The 41-year-old music director began his journey in Lyon, France, as a violinist. While pursuing a performance degree in Montreal, he sparked to playing the orchestra instead and altered course. He studied conducting in London, then under the likes of Seiji Ozawa and James Levine. He was appointed assistant conductor of the Boston Symphony in 2004 and was soon guest gigging in New York and Chicago.

He took the baton of music director in Seattle in 2011 — a post he’s set to remain in through 2019 — from 26-year veteran Gerard Schwarz and simultaneously served as chief conductor of La Monnaie from 2012 to ’14. (He parted ways with the Brussels opera company last December over differences of “artistic vision” that arose during an X-rated staging of Don Giovanni.)

The shakeup in Seattle has been “more of a gradual evolution than a sudden shift,” says Bargreen. Which comes back to balance.

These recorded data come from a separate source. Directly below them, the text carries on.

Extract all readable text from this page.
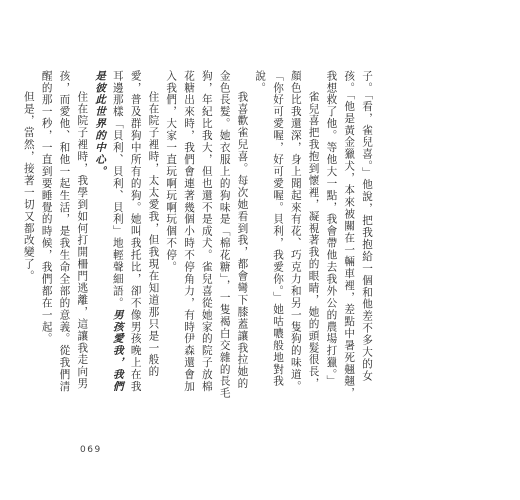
子。「看，雀兒喜。」他說，把我抱給一個和他差不多大的女孩。「他是黃金獵犬，本來被關在一輛車裡，差點中暑死翹翹，我想救了他。等他大一點，我會帶他去我外公的農場打獵。」

雀兒喜把我抱到懷裡，凝視著我的眼睛，她的頭髮很長，顏色比我還深，身上聞起來有花、巧克力和另一隻狗的味道。「你好可愛喔，好可愛喔。貝利，我愛你。」她咕噥般地對我說。

我喜歡雀兒喜。每次她看到我，都會彎下膝蓋讓我拉她的金色長髮。她衣服上的狗味是「棉花糖」，一隻褐白交雜的長毛狗，年紀比我大，但也還不是成犬。雀兒喜從她家的院子放棉花糖出來時，我們會連著幾個小時不停角力，有時伊森還會加入我們，大家一直玩啊玩啊玩個不停。

住在院子裡時，太太愛我，但我現在知道那只是一般的愛，普及群狗中所有的狗。她叫我托比，卻不像男孩晚上在我耳邊那樣「貝利、貝利、貝利」地輕聲細語。男孩愛我，我們是彼此世界的中心。

住在院子裡時，我學到如何打開柵門逃離，這讓我走向男孩，而愛他、和他一起生活，是我生命全部的意義。從我們清醒的那一秒，一直到要睡覺的時候，我們都在一起。

但是，當然，接著一切又都改變了。

069
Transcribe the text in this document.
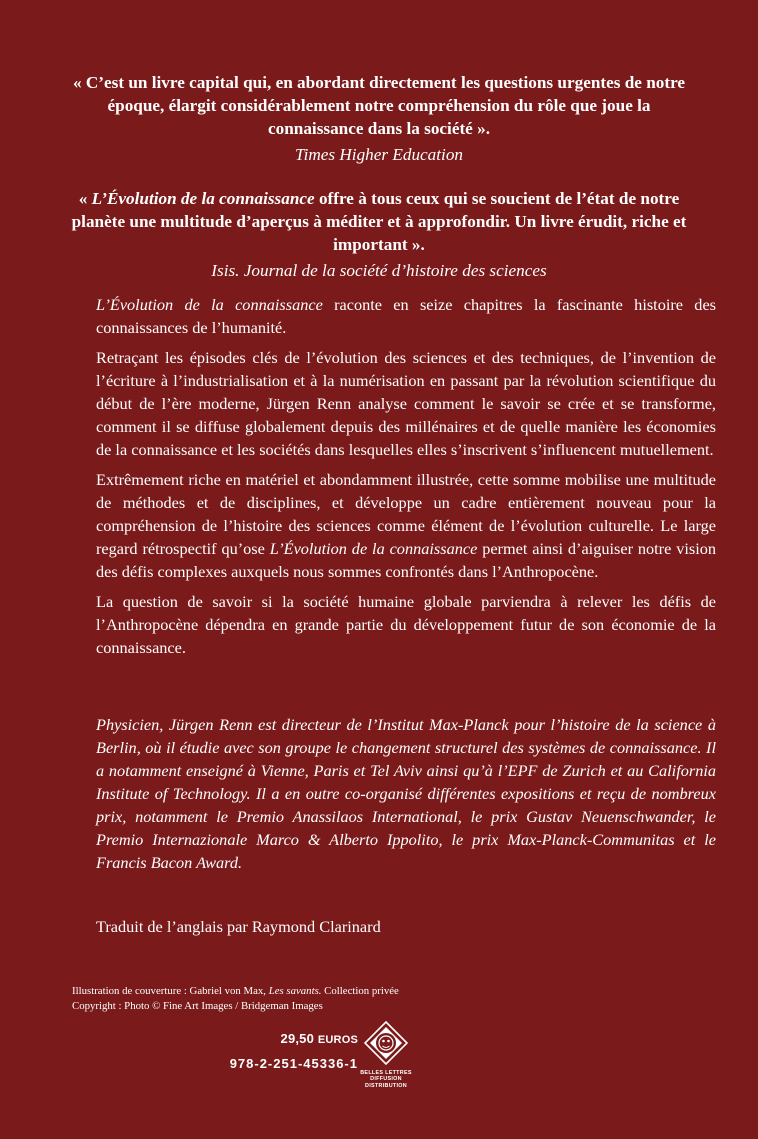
« C’est un livre capital qui, en abordant directement les questions urgentes de notre époque, élargit considérablement notre compréhension du rôle que joue la connaissance dans la société ».
Times Higher Education
« L’Évolution de la connaissance offre à tous ceux qui se soucient de l’état de notre planète une multitude d’aperçus à méditer et à approfondir. Un livre érudit, riche et important ».
Isis. Journal de la société d’histoire des sciences

L’Évolution de la connaissance raconte en seize chapitres la fascinante histoire des connaissances de l’humanité.

Retraçant les épisodes clés de l’évolution des sciences et des techniques, de l’invention de l’écriture à l’industrialisation et à la numérisation en passant par la révolution scientifique du début de l’ère moderne, Jürgen Renn analyse comment le savoir se crée et se transforme, comment il se diffuse globalement depuis des millénaires et de quelle manière les économies de la connaissance et les sociétés dans lesquelles elles s’inscrivent s’influencent mutuellement.

Extrêmement riche en matériel et abondamment illustrée, cette somme mobilise une multitude de méthodes et de disciplines, et développe un cadre entièrement nouveau pour la compréhension de l’histoire des sciences comme élément de l’évolution culturelle. Le large regard rétrospectif qu’ose L’Évolution de la connaissance permet ainsi d’aiguiser notre vision des défis complexes auxquels nous sommes confrontés dans l’Anthropocène.

La question de savoir si la société humaine globale parviendra à relever les défis de l’Anthropocène dépendra en grande partie du développement futur de son économie de la connaissance.

Physicien, Jürgen Renn est directeur de l’Institut Max-Planck pour l’histoire de la science à Berlin, où il étudie avec son groupe le changement structurel des systèmes de connaissance. Il a notamment enseigné à Vienne, Paris et Tel Aviv ainsi qu’à l’EPF de Zurich et au California Institute of Technology. Il a en outre co-organisé différentes expositions et reçu de nombreux prix, notamment le Premio Anassilaos International, le prix Gustav Neuenschwander, le Premio Internazionale Marco & Alberto Ippolito, le prix Max-Planck-Communitas et le Francis Bacon Award.
Traduit de l’anglais par Raymond Clarinard
Illustration de couverture : Gabriel von Max, Les savants. Collection privée
Copyright : Photo © Fine Art Images / Bridgeman Images
29,50 EUROS
978-2-251-45336-1
BELLES LETTRES
DIFFUSION
DISTRIBUTION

“I always would like to do it more aggressively,” Morlot says of introducing new music into the city’s bloodstream. “As an artist you just want to be able to do it week after week. So to find the right balance has been the challenge.”

He is relentlessly optimistic about symphonic music. “The orchestra is the heartbeat of the city, so you cannot just let that go. It’s just a matter of what pace you set for the city you live in. And the pace might be 35 beats a minute, or 180. But a city cannot live without that heartbeat.”